Erosive tooth wear

As a new graduate I was very much encouraged by my peers to become a member of the Irish Dental Association (IDA).

Since graduation, I have been present at a number of very informative evenings organised by the Munster branch of the IDA on various dentally-related topics. The last

presentation I attended was on the topic of tooth wear, or tooth surface loss (TSL), given by Dr Frank Burke, senior lecturer and consultant in restorative dentistry at Cork University Dental School and Hospital.

The majority of this article will focus on what I believe to be the increasing prevalence of erosive tooth wear in young children and teenage patients.

What is tooth wear?

Tooth wear is defined as the non-traumatic, non-bacterially mediated loss of tooth structure. Types of tooth wear include attrition, abrasion, erosion, abfraction and demastication.

The 1993 UK National Child Dental Health Survey reported that 52% of five-year-olds had erosion on the palatal aspects of primary incisors, while 27% of 15-year-olds had palatal erosion of their permanent incisors.

Working as a VDP has given me the opportunity to sample working life in both a general dental practice and an HSE clinic, where the majority of patients are under the age of 16, and I actually believe these figures to be much higher, especially in the teenage group. I estimate that 40-50% of teenage patients attending HSE clinics have a degree of erosive tooth wear to a greater or lesser extent.

We can subdivide the cause of erosive tooth wear as being from either an intrinsic or extrinsic source.

Intrinsic sources

Intrinsic sources of erosive tooth wear include gastro-oesophageal reflux disease (GORD), hiatus hernia and rumination, where a person actively regurgitates their food and holds it in their mouth over a period of time.

It also can be as the result of morning sickness associated with multiple pregnancies, as well as from eating disorders such as anorexia, bulimia and the new phenomenon of orthorexia, which refers to an obsession with healthy eating and a rigidly controlled dietary intake of a very limited number of foodstuffs in order to maintain weight within certain limits.

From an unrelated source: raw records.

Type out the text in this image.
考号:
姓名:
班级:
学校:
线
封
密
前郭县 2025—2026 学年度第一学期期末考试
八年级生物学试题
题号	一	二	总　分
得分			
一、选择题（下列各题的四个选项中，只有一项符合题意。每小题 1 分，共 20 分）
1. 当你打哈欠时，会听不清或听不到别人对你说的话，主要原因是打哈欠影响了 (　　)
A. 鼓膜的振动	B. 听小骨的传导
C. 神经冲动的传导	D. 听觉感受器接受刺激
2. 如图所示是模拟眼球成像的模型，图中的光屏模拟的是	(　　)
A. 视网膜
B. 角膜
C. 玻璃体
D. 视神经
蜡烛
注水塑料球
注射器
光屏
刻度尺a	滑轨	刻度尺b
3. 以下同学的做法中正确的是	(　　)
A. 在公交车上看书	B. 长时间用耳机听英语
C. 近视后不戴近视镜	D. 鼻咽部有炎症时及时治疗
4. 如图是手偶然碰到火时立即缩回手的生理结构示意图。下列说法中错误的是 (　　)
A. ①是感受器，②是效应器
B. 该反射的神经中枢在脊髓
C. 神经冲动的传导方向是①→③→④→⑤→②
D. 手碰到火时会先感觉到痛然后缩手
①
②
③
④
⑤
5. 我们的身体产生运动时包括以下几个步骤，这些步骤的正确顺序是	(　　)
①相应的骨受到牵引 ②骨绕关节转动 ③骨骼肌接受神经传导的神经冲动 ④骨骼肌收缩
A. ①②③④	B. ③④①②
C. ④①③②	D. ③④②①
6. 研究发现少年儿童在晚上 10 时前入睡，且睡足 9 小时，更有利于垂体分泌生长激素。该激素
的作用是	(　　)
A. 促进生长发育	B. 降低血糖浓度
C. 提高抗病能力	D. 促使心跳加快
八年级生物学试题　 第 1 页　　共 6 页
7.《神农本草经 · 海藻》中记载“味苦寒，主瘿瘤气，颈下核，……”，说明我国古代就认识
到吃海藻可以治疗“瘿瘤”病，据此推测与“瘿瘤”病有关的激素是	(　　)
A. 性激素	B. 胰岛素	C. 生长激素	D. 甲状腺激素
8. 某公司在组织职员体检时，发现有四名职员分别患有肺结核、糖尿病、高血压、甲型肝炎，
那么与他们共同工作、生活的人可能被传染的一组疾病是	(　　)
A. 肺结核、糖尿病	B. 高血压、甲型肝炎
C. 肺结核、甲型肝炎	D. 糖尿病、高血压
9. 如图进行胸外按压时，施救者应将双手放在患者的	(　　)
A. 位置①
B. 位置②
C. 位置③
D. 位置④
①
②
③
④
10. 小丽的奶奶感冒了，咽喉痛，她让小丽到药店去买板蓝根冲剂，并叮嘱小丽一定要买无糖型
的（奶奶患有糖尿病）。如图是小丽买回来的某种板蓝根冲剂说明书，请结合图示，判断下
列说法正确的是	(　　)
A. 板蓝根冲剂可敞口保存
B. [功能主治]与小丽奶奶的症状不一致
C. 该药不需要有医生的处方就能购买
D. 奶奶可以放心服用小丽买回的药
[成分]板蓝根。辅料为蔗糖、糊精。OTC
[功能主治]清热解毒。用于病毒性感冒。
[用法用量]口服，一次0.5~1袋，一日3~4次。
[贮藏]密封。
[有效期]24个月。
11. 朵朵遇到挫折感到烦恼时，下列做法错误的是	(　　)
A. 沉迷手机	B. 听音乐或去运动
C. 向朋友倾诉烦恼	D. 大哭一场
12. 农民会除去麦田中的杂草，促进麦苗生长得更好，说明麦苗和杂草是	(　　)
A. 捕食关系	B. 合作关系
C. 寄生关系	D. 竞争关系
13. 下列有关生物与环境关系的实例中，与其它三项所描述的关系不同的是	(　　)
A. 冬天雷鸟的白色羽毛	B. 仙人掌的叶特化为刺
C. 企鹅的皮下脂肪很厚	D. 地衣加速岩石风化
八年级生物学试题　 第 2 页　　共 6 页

These will lead to patterns of erosion that mainly affect the palatal aspects of upper anterior teeth.

Extrinsic sources

Extrinsic sources of erosion include dietary and occupational factors, and will generally affect the labial surfaces of anterior teeth, although not always.

Carbonated drinks

Carbonated history, as we know it today, was made on 8 May 1886 in Atlanta, Georgia.

A local pharmacist, Dr John Stith Pemberton, created the syrup for Coca-Cola and carried the product down the street to Jacob’s Pharmacy, where it was sampled. It was pronounced excellent and placed on sale as a soda fountain drink for five cents a glass.

I believe one of the main dietary sources causing extrinsic erosive TSL is carbonated drink. Now, please don’t get me wrong, there really is nothing more refreshing than taking a chilled can of pop from the fridge on a hot summer’s day, filling a tall glass with ice and watching the caramel-esque bubbles of effervescence and froth as the liquid engulfs the ice cubes. So thank you, John Stith Pemberton.

However, something needs to be done in relation to the excessive level of consumption of soft drinks by our nation’s youth.

While healthy lunch campaigns and the restricted use of school vending machines to lunchtimes only is a step in the right direction, it is not enough.

Dental health education with regard to diet should be implemented in all schools.

If you ever happen to be in the area of your local supermarket or shop at lunchtime, particularly if it’s located close to a school, stop and take just one minute to observe what school children are drinking. You will probably find that it’s not bottles of mineral water, but numerous types of soft drinks.

Unless diagnosed and an aetiological agent identified, children who present with erosive tooth wear are heading towards a lifetime of continuous dental treatment, not to mention the adverse effects this will have on their general health and well-being.

As a dentist it is my responsibility to educate both the parent and child with regard to the effects of carbonated soft drinks on the dentition when consumed in excess. However, other powers must also play their role in implementing health education programmes in schools.

Prevention is very much the key to the future of dental health in this area.